Rules of Court, rule 3.1348(a) [“The court may award sanctions under the
Discovery Act in favor of a party who files a motion to compel discovery, even
though no opposition to the motion was filed, or opposition to the motion was
withdrawn, or the requested discovery was provided to the moving party after
the motion was filed”].)
[2] “Where sanctions are sought against the opposing
party's counsel, the notice of motion must expressly so state. It is not enough
simply to attach declarations or a transcript showing that the deponent refused
to appear or answer questions on counsel's advice.” (Weil & Brown, Cal.

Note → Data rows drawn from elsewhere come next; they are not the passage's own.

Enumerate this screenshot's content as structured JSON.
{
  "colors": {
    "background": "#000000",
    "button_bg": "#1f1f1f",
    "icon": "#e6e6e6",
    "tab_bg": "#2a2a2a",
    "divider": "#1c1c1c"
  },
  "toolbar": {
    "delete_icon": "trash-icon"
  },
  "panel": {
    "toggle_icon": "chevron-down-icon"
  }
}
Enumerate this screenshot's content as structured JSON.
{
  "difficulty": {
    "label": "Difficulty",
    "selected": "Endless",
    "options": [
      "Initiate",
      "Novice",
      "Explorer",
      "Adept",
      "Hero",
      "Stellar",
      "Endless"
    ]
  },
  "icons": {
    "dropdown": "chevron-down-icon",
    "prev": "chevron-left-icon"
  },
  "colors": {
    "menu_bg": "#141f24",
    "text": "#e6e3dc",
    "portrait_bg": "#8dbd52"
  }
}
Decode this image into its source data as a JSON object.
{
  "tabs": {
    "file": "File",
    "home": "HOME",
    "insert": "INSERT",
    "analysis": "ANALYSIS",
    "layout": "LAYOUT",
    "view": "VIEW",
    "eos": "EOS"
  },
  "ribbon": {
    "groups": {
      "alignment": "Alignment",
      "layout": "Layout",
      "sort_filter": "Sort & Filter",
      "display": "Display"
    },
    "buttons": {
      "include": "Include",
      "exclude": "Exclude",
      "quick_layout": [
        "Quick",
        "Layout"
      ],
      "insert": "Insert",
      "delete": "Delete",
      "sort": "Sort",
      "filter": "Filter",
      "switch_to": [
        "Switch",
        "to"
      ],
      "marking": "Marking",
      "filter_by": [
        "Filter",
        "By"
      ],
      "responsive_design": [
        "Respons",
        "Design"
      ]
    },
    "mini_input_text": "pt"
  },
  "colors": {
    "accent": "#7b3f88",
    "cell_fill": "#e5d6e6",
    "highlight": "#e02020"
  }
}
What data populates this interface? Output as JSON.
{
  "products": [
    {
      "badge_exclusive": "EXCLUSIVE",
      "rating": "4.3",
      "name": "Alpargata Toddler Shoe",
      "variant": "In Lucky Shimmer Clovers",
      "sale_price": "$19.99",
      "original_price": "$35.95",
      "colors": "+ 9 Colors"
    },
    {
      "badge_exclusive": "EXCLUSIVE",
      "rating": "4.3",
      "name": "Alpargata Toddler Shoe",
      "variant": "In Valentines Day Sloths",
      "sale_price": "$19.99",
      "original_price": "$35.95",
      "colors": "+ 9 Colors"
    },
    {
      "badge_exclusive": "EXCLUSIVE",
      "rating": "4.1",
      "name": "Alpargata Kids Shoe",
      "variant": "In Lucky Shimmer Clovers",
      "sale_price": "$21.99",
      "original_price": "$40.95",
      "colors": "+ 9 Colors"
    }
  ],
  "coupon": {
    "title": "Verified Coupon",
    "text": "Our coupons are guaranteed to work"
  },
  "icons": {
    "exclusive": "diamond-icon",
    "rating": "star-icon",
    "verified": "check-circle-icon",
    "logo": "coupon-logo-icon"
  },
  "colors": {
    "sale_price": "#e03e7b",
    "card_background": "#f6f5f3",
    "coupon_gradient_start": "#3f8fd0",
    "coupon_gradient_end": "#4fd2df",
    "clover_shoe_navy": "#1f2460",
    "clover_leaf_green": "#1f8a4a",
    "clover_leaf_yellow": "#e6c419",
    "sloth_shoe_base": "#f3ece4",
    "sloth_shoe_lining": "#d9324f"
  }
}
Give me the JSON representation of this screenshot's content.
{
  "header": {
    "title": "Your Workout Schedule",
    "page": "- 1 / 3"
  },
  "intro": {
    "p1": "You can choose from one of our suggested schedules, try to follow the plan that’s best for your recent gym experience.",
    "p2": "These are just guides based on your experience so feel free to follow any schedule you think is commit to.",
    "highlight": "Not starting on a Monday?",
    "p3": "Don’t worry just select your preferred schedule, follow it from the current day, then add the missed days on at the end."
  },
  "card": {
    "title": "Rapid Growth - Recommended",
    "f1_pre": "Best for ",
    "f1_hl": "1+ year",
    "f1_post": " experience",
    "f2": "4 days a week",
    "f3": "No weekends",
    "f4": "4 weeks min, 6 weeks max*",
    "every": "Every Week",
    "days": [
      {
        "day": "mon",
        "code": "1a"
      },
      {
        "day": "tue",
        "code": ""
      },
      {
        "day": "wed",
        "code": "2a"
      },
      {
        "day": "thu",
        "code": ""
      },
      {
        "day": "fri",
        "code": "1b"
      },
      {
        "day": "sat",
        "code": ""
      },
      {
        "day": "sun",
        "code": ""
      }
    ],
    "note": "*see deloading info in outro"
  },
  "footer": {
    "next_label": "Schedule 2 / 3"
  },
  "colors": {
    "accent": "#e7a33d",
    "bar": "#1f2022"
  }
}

Practice Guide: Civil Procedure Before Trial (The Rutter Group 2023) ¶ 8:1985
(citing Blumenthal v. Superior Court (1980) 103 CA3d 317; Marriage of Fuller
(1985) 163 CA3d 1070); see also id. at ¶ 8:1986 [“Where an award is sought
against the attorney for advising the opposing party not to answer or respond,
the notice of motion must identify the opposing counsel and state that
sanctions are being sought against such counsel personally”].)
[3] “The terms “waiver” and “forfeiture” long have been
used interchangeably. As the United States Supreme Court has explained,
however, waiver is different from forfeiture. Whereas forfeiture is the failure
to make the timely assertion of a right, waiver is the ‘intentional
relinquishment or abandonment of a known right.
Thus, it is most accurate to characterize the issue as whether a
defendant forfeits the right to object to venue by failing to timely raise such
an objection prior to trial.” (People
v. Simon (2001) 25 Cal.4th 1082, 1097 [cleaned up]; see also Osman v.
Superior Court (2005) 134 Cal.App.4th 32, 36.)